Hash Tables

Hash tables: The difficulty with direct addressing is obvious: if the universe U is large, storing a table T of size |U| may be impractical, or even impossible, given the memory available on a typical computer. Furthermore, the set K of keys actually stored may be so small relative to U that most of the space allocated for T would be wasted.

When the set K of keys stored in a dictionary is much smaller than the universe U of all possible keys, a hash table requires much less storage than a direct-address table. Specifically, the storage requirements can be reduced to Θ(|K|) while we maintain the benefit that searching for an element in the hash table still requires only O(1) time. The only catch is that this bound is for the average time, whereas for direct addressing it holds for the worst-case time.

With direct addressing, an element with key k is stored in slot k. With hashing, this element is stored in slot h(k); that is, we use a hash function h to compute the slot from the key k. Here h maps the universe U of keys into the slots of a hash table T[0 ‥ m - 1]:

h : U → {0, 1, ..., m - 1} .

We say that an element with key k hashes to slot h(k); we also say that h(k) is the hash value of key k. Figure 11.2 illustrates the basic idea. The point of the hash function is to reduce the range of array indices that need to be handled. Instead of |U| values, we need to handle only m values. Storage requirements are correspondingly reduced.

Figure 11.2: Using a hash function h to map keys to hash-table slots. keys k₂ and k₅ map to the same slot, so they collide.

There is one hitch: two keys may hash to the same slot. We call this situation a collision. Fortunately, there are effective techniques for resolving the conflict created by collisions.

Of course, the ideal solution would be to avoid collisions altogether. We might try to achieve this goal by choosing a suitable hash function h. One idea is to make h appear to be "random," thus avoiding collisions or at least minimizing their number. The very term "to hash," evoking images of random mixing and chopping, captures the spirit of this approach. (Of course, a hash function h must be deterministic in that a given input k should always produce the same output h(k).) Since |U| > m, however, there must be at least two keys that have the same hash value; avoiding collisions altogether is therefore impossible. Thus, while a well-designed, "random"-looking hash function can minimize the number of collisions, we still need a method for resolving the collisions that do occur.
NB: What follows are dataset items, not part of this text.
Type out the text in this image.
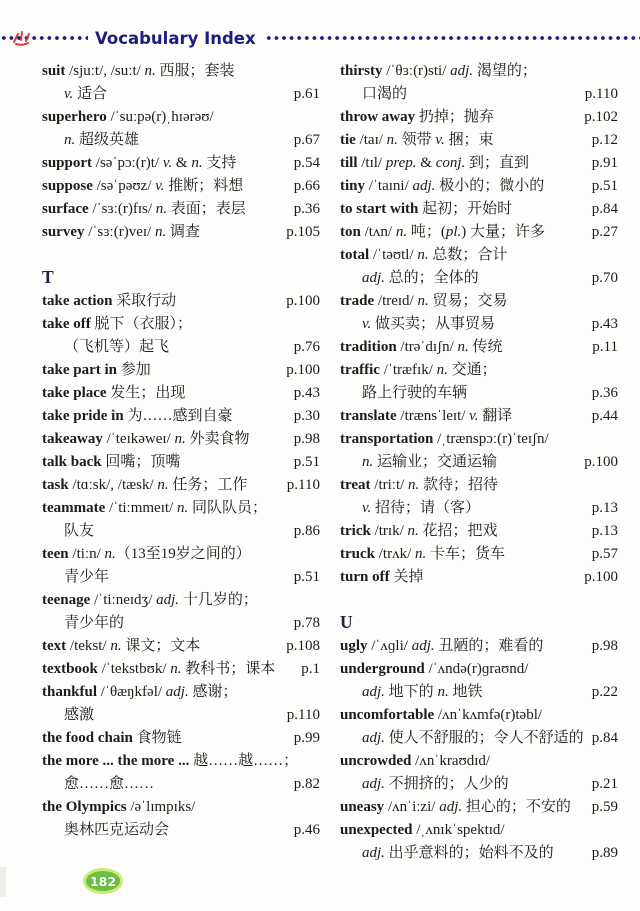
Vocabulary Index
suit /sjuːt/, /suːt/ n. 西服；套装
v. 适合	p.61
superhero /ˈsuːpə(r)ˌhɪərəʊ/
n. 超级英雄	p.67
support /səˈpɔː(r)t/ v. & n. 支持	p.54
suppose /səˈpəʊz/ v. 推断；料想	p.66
surface /ˈsɜː(r)fɪs/ n. 表面；表层	p.36
survey /ˈsɜː(r)veɪ/ n. 调查	p.105
T
take action 采取行动	p.100
take off 脱下（衣服）；
（飞机等）起飞	p.76
take part in 参加	p.100
take place 发生；出现	p.43
take pride in 为……感到自豪	p.30
takeaway /ˈteɪkəweɪ/ n. 外卖食物	p.98
talk back 回嘴；顶嘴	p.51
task /tɑːsk/, /tæsk/ n. 任务；工作	p.110
teammate /ˈtiːmmeɪt/ n. 同队队员；
队友	p.86
teen /tiːn/ n.（13至19岁之间的）
青少年	p.51
teenage /ˈtiːneɪdʒ/ adj. 十几岁的；
青少年的	p.78
text /tekst/ n. 课文；文本	p.108
textbook /ˈtekstbʊk/ n. 教科书；课本 p.1
thankful /ˈθæŋkfəl/ adj. 感谢；
感激	p.110
the food chain 食物链	p.99
the more ... the more ... 越……越……；
愈……愈……	p.82
the Olympics /əˈlɪmpɪks/
奥林匹克运动会	p.46
thirsty /ˈθɜː(r)sti/ adj. 渴望的；
口渴的	p.110
throw away 扔掉；抛弃	p.102
tie /taɪ/ n. 领带 v. 捆；束	p.12
till /tɪl/ prep. & conj. 到；直到	p.91
tiny /ˈtaɪni/ adj. 极小的；微小的	p.51
to start with 起初；开始时	p.84
ton /tʌn/ n. 吨；(pl.) 大量；许多	p.27
total /ˈtəʊtl/ n. 总数；合计
adj. 总的；全体的	p.70
trade /treɪd/ n. 贸易；交易
v. 做买卖；从事贸易	p.43
tradition /trəˈdɪʃn/ n. 传统	p.11
traffic /ˈtræfɪk/ n. 交通；
路上行驶的车辆	p.36
translate /trænsˈleɪt/ v. 翻译	p.44
transportation /ˌtrænspɔː(r)ˈteɪʃn/
n. 运输业；交通运输	p.100
treat /triːt/ n. 款待；招待
v. 招待；请（客）	p.13
trick /trɪk/ n. 花招；把戏	p.13
truck /trʌk/ n. 卡车；货车	p.57
turn off 关掉	p.100
U
ugly /ˈʌɡli/ adj. 丑陋的；难看的	p.98
underground /ˈʌndə(r)ɡraʊnd/
adj. 地下的 n. 地铁	p.22
uncomfortable /ʌnˈkʌmfə(r)təbl/
adj. 使人不舒服的；令人不舒适的 p.84
uncrowded /ʌnˈkraʊdɪd/
adj. 不拥挤的；人少的	p.21
uneasy /ʌnˈiːzi/ adj. 担心的；不安的 p.59
unexpected /ˌʌnɪkˈspektɪd/
adj. 出乎意料的；始料不及的	p.89
182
The remainder of this section presents the simplest collision resolution technique, called chaining. Section 11.4 introduces an alternative method for resolving collisions, called open addressing.

Collision resolution by chaining: In chaining, we put all the elements that hash to the same slot in a linked list, as shown in Figure 11.3. Slot j contains a pointer to the head of the list of all stored elements that hash to j; if there are no such elements, slot j contains NIL.

Figure 11.3: Collision resolution by chaining. Each hash-table slot T[j] contains a linked list of all the keys whose hash value is j. For example, h(k₁) = h(k₄) and h(k₅) = h(k₂) = h(k₇).

The dictionary operations on a hash table T are easy to implement when collisions are resolved by chaining.

	CHAINED-HASH-INSERT(T, x)
    insert x at the head of list T[h(key[x])]

CHAINED-HASH-SEARCH(T, k)
    search for an element with key k in list T[h(k)]

CHAINED-HASH-DELETE(T, x)
    delete x from the list T[h(key[x])]

The worst-case running time for insertion is O(1). The insertion procedure is fast in part because it assumes that the element x being inserted is not already present in the table; this assumption can be checked if necessary (at additional cost) by performing a search before insertion. For searching, the worst-case running time is proportional to the length of the list; we shall analyze this operation more closely below. Deletion of an element x can be accomplished in O(1) time if the lists are doubly linked. (Note that CHAINED-HASH-DELETE takes as input an element x and not its key k, so we don't have to search for x first. If the lists were singly linked, it would not be of great help to take as input the element x rather than the key k. We would still have to find x in the list T[h(key[x])], so that the next link of x's predecessor could be properly set to splice x out. In this case, deletion and searching would have essentially the same running time.)